オープンソース・ソフト Drupal を使った Web サイトの構築・サポート・研修

Drupal 10 TRD(リリース目標時期)と Drupal 9 EOL(サポート終了期限)

僕たちは Drupal 10 を 2022 年 6 月ごろにリリースすることを目指す。今からもう 2 年もない!

なぜそんなに速く?と聞く人へ

Drupal 9 最大の依存性(ディペンデンシー)は Symfony 4 にある。その Symfony 4 が 2023 年 11 月に EOL(サポート終了期限)を迎える。すなわち、2023 年 11 月を過ぎたら Symfony 4 ではセキュリティー バグが修正されないことになる。2023 年 11 月になった時点で Drupal は Symfony 5(またはそれ以降)を導入して Drupal 9 を EOL にしなくてはならないわけだ。

セキュリティーのため、すべての Drupal 9 ユーザーは 2023 年 11 月までには Drupal 10 にアップグレードする必要がある。
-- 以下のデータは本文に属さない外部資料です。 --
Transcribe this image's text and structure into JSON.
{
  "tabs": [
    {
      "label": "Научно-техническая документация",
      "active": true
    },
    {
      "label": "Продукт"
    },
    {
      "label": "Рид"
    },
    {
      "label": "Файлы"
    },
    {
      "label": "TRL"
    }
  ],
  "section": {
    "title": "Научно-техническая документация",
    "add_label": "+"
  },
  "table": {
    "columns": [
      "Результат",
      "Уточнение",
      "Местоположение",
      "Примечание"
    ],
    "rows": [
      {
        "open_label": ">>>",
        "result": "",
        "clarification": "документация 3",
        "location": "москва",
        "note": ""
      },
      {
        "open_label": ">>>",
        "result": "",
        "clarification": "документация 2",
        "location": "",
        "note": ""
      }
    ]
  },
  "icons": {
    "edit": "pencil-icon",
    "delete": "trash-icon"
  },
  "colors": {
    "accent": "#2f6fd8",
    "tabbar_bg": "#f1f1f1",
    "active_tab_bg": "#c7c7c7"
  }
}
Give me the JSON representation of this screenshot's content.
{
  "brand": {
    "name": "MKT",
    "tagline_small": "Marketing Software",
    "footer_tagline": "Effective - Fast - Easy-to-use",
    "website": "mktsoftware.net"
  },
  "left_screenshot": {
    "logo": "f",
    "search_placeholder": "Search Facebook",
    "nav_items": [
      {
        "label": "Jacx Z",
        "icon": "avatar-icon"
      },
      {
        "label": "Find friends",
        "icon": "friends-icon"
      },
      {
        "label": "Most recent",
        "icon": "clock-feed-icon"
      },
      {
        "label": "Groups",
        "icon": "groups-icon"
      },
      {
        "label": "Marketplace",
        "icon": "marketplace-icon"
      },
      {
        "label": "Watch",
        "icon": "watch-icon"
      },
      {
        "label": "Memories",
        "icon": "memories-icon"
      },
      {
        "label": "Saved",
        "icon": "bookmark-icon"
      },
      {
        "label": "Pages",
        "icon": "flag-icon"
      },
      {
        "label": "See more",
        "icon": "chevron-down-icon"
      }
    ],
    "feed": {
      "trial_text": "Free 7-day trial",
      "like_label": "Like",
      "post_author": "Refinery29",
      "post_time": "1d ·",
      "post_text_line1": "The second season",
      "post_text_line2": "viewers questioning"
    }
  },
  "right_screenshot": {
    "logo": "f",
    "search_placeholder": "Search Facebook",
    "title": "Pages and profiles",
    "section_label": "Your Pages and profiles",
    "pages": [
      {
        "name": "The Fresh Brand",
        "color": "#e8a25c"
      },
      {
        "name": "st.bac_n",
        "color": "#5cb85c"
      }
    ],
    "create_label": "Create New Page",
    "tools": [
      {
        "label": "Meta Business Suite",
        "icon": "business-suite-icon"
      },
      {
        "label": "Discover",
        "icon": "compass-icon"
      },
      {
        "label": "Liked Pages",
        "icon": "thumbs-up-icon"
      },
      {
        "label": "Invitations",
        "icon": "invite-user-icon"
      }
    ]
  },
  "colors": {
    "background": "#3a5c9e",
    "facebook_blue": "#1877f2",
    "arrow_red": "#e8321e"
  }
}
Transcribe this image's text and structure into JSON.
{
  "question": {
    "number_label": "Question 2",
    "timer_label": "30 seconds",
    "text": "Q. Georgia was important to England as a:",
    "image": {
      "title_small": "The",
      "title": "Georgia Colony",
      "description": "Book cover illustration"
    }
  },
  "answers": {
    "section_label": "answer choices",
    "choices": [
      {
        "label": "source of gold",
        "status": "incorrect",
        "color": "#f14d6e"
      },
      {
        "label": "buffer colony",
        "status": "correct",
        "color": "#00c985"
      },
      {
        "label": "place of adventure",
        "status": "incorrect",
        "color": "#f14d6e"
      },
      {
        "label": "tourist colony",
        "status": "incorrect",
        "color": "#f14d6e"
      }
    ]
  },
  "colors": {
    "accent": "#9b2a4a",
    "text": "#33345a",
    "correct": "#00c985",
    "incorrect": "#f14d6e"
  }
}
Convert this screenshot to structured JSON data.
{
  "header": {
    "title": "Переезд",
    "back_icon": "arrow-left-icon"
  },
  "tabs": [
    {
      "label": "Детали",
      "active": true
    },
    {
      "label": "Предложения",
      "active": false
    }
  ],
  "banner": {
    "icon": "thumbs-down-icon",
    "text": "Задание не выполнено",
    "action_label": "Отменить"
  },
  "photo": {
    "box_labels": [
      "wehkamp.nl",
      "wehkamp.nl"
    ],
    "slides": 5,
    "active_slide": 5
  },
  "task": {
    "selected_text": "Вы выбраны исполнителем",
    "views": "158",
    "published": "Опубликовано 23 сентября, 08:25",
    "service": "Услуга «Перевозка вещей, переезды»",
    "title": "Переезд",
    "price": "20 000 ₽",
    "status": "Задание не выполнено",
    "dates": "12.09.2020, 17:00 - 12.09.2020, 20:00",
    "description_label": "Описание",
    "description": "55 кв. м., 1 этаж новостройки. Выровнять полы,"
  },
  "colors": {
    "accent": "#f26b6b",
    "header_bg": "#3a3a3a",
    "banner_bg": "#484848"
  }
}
僕たちはサイト所有者に対して Drupal 9 から Drupal 10 へアップグレードするための期間を少なくとも 1 年は見ておきたい。だから、僕たちは Drupal 10 のリリース ターゲットを 2022 年 6 月とする。

Symfony 4のサポート終了期限が2023年11月なのでDrupal 10のリリース目標を2022年6月とすることを示すタイムライン図

Drupal 10 へはアップグレードしやすい?

イエス。簡単だ。その理由は次のとおり。

Drupal 10 用の新しい機能は実際には Drupal 9 リリースのなかに追加されていく。これは、モジュール開発者が新しい API を今すぐにでも導入できることを意味する。僕たちは開発を進めていく途上で古い機能を廃止していくが、後方互換性は保ち続ける。そして、Drupal 10 のリリース準備ができたところで、廃止対象コードをすべて削除する。廃止対象コードを削除することで後方互換性はなくなるが、モジュール開発者は API の変更に関して常に最新状態を保てるので Drupal 10 へのアップグレードは容易なはずだ。

この説明でピンとこない場合はこう考えてもいい:Drupal 10 は Drupal 9 の最終バージョンから廃止対象コードを取り除いたものであり、それ以外は全く同じだ。だから、リリース直前の変更もないし、大きな変更、予期しない変更もない。

僕たちは Drupal 9 でこのアプローチをとり、それは成功した。Drupal 9.0.0 がリリースされたとき、貢献モジュールトップ 100 のうち 95 は Drupal 9 に対応していた。Drupal 9 での経験から、このアプローチでのアップグレードはうまくいくことがわかっている。そして、これから進んでいくなかでさらに磨きをかけていくつもりだ。